In article <522@sri-arpa.ARPA> TERRY%LAJ.SAINET.MFENET@LLL-MFE.ARPA writes:
>
>I see no basis for the assumption that the rest mass of an electron is
>due entirely to the mass of its electrostatic energy.

If an electron is a classical sphere of charge of radius r, it will have a
"self-energy" of approximately e^2/r.  This is the energy needed to hold the
charge together (by some unknown force).  From the relativistic equivalence
of mass and energy, this binding energy will appear as a mass, just as the
mass of a nucleus is different from the total of the masses of its component
protons and neutrons.

>The following equation is then given:
>
>        m*c^2 = e^2/r
>
>but a previous message by the same author says that electron radius
>is ~ e^2/(m*c^2).  Where did the approximation come in?

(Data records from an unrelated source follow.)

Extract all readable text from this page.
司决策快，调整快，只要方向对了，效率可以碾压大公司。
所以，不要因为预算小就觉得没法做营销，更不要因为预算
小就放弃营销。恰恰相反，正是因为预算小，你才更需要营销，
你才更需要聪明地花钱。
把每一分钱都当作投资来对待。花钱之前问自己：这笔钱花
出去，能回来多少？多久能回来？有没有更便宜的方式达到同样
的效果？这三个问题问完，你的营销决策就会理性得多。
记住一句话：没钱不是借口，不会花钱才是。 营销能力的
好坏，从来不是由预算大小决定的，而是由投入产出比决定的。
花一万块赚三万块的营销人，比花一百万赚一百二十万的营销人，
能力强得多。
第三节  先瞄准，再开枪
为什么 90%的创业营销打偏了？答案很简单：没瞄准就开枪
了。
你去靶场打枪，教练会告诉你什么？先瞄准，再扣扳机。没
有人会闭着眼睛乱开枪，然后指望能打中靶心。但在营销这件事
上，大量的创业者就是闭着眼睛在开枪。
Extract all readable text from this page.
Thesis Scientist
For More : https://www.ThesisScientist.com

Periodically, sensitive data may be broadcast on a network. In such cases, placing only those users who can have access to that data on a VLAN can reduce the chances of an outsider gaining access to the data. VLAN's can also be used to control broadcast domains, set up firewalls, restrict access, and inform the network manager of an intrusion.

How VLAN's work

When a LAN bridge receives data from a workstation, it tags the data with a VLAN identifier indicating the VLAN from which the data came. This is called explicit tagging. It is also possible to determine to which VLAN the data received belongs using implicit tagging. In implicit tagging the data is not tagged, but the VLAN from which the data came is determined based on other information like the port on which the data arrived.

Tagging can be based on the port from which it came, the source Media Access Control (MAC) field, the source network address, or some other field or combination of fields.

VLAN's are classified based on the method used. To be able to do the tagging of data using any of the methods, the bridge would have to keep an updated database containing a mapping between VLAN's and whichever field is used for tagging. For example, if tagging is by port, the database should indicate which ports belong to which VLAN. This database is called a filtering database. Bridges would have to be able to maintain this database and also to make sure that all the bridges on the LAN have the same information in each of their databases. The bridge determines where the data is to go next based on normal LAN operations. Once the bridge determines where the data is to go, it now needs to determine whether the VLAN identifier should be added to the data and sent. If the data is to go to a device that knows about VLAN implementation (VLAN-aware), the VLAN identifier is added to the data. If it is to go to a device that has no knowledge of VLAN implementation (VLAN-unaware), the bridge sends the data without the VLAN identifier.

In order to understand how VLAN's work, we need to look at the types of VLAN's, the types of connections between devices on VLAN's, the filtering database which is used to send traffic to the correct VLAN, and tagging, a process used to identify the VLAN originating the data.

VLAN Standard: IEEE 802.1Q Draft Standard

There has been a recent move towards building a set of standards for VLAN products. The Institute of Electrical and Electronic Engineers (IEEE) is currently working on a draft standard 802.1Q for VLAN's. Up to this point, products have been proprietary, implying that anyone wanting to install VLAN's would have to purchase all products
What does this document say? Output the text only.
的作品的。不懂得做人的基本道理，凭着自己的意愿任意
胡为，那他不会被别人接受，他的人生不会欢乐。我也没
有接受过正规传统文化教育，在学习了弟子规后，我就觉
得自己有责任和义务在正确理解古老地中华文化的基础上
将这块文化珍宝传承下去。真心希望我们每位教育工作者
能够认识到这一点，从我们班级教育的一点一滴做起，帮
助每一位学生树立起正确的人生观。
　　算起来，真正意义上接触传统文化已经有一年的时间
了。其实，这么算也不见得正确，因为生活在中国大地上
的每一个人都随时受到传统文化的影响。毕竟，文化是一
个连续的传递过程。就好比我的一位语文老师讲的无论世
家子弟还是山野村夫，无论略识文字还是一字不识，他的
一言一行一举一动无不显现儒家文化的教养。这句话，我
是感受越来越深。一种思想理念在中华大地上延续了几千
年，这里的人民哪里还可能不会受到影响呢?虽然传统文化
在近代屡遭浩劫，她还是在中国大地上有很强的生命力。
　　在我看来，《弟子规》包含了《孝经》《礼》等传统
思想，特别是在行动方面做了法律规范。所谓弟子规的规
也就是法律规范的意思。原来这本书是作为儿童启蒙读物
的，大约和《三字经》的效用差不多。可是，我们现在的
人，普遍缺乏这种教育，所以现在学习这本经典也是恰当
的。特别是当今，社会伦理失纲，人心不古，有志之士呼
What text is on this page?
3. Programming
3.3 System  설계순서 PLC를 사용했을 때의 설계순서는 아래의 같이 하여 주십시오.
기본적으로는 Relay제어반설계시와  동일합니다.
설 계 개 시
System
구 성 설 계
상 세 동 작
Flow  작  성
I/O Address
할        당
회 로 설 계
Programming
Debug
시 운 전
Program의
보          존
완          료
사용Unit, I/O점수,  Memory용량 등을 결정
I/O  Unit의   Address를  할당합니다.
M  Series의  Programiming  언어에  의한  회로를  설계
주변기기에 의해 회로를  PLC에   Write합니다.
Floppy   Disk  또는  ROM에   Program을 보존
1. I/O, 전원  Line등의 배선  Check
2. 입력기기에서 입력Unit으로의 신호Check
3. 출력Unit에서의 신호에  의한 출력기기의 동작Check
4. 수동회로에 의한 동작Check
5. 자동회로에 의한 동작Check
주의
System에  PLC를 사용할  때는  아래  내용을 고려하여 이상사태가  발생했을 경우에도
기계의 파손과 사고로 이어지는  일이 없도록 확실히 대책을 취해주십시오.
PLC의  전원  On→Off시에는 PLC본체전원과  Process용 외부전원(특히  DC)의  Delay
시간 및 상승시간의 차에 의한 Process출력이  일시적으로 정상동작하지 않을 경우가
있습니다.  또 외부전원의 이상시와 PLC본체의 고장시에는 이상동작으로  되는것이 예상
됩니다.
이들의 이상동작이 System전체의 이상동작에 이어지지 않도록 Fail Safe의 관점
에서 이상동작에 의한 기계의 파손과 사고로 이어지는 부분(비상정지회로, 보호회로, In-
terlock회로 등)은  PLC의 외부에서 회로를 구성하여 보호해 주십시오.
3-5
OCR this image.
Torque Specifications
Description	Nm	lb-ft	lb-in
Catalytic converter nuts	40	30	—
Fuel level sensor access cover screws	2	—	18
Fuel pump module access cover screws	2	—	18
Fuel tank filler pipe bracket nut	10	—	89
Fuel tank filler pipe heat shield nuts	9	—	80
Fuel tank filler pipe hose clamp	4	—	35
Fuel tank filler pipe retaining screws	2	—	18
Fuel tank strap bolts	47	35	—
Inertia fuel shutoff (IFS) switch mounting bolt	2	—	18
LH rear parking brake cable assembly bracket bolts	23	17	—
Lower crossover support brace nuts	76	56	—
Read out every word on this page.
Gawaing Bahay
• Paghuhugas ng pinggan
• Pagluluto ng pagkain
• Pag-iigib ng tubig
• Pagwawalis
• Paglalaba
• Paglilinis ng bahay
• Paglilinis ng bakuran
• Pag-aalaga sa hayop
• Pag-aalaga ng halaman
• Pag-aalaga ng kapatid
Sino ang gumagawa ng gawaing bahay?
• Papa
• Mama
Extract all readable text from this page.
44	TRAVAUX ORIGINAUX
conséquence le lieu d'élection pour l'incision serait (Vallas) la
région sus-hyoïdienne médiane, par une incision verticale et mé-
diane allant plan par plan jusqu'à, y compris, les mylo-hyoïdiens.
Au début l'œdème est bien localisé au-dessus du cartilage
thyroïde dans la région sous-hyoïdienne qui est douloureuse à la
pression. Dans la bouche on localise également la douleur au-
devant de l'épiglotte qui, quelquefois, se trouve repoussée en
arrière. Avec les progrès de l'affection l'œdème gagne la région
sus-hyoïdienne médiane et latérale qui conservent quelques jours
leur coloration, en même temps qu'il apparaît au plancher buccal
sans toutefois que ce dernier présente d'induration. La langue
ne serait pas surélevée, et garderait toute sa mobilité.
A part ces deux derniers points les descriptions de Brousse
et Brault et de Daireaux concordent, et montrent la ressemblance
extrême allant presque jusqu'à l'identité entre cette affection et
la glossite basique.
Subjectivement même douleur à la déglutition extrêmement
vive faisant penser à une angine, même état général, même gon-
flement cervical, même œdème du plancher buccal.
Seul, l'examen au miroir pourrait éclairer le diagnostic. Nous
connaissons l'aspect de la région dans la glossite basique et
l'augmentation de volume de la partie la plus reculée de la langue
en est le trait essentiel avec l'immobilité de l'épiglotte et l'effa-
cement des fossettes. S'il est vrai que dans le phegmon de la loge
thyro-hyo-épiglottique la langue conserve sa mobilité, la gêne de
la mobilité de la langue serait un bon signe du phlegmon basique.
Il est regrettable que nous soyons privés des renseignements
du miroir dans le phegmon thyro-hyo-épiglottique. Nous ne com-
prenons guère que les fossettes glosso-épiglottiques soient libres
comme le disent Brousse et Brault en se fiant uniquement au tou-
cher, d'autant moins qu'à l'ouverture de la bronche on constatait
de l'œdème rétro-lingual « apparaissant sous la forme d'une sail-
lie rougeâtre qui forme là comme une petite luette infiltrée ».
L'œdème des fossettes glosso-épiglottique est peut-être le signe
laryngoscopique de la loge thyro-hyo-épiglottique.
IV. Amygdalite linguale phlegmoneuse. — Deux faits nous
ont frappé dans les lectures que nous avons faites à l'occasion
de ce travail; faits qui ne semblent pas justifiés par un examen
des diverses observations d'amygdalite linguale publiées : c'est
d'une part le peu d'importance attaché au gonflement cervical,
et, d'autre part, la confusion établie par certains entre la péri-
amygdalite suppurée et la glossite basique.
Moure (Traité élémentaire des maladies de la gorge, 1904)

The approximation comes in because e^2/r is not exactly the self-energy;
there is some unmentioned constant factor involved (for a uniform sphere,
I believe it is 3/10).  However, the above expression gives rise to a useful
arrangement of universal constants, e^2/mc^2, which is referred to as the
"classical electron radius".

>The value for r is then given as ~ 3*10^15 meters.  Is this really
>correct?

3*10^(-15) m.  As mentioned before, the upper limit on the electron's
radius is much smaller than this.

				Scott Anderson
				ihnp4!oddjob!kaos!sra